Decía el legendario y venerable profesor Poncelis, que quien sabe latín y griego sabe la mitad de cualquier carrera. Y decía: “Yo no sé nada de química, pero sé que el hidrógeno es el elemento necesario para dar origen al agua. No sé nada de medicina, pero sé que la taquicardia es una aceleración del corazón.” Yo está semana leí un bellísimo epígrafe, del poeta inglés del siglo XVIII William Blake, que pospuso la crisis que vivía. Epígrafe significa: “encima de lo escrito”, la frase que algunos escritores anteponen al cuerpo de su escrito. La crisis que vivía era la de la lenta desaparición del sol, cansado sobre el horizonte, a un costado de la carretera, y no había manera de seguir leyendo, pues había dejado en alguna chamarra mi lamparita portátil que alguna vez compré en la Gandhi. Así que me refugié en el lector electrónico, una maravilla sin duda alguna (del latín mirabilia, cosas admirables, sorprendentes). Pero lo que traía empezado no me cautivaba en ese momento, así que traté con La sirena, novela del español José Luis Sampedro, en cuyo inicio de la primera parte aparecieron las cautivantes y evocadoras palabras de Blake: “La eternidad está enamorada de las obras del tiempo.”

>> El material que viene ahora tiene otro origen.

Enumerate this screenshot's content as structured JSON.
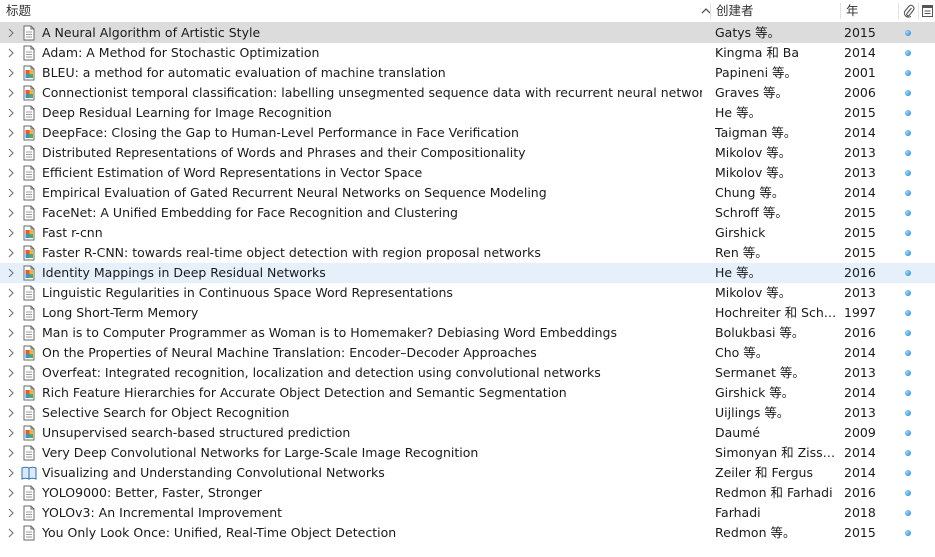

A simple vista pareciera que la narración del evangelio de san Marcos nos ofrece un relato de curación. Pero en lo esencial, en primer lugar como todo en el evangelio, es un relato de amor. Relatos médicos hay muchos y los hay bellísimos. Yo he leído Ante todo no hagas daño, del neurocirujano inglés Henry Marsh. El Doctor en Historia, Yuvah Noah Harari piensa que la medicina es una de las profesiones en las que cada vez más pronto los humanos serán desplazados por las máquinas y los robots. Pero el Doctor Marsh en su libro descubre el lado humano de la medicina, no sólo en cuanto las posibilidades de error, sino en cuanto los sentimientos, los pensamientos y las emociones del ejercicio médico. Esa dimensión nunca será reemplazable. El Doctor Marsh la pone de manifiesto con otro bellísimo epígrafe, del Doctor René Leriche: “Todo cirujano lleva en su interior un pequeño cementerio al que acude a rezar de vez en cuando, un lugar lleno de amargura y pesar, el que debe buscar explicación a sus fracasos.” Un pequeño cementerio al que acude a rezar de vez en cuando.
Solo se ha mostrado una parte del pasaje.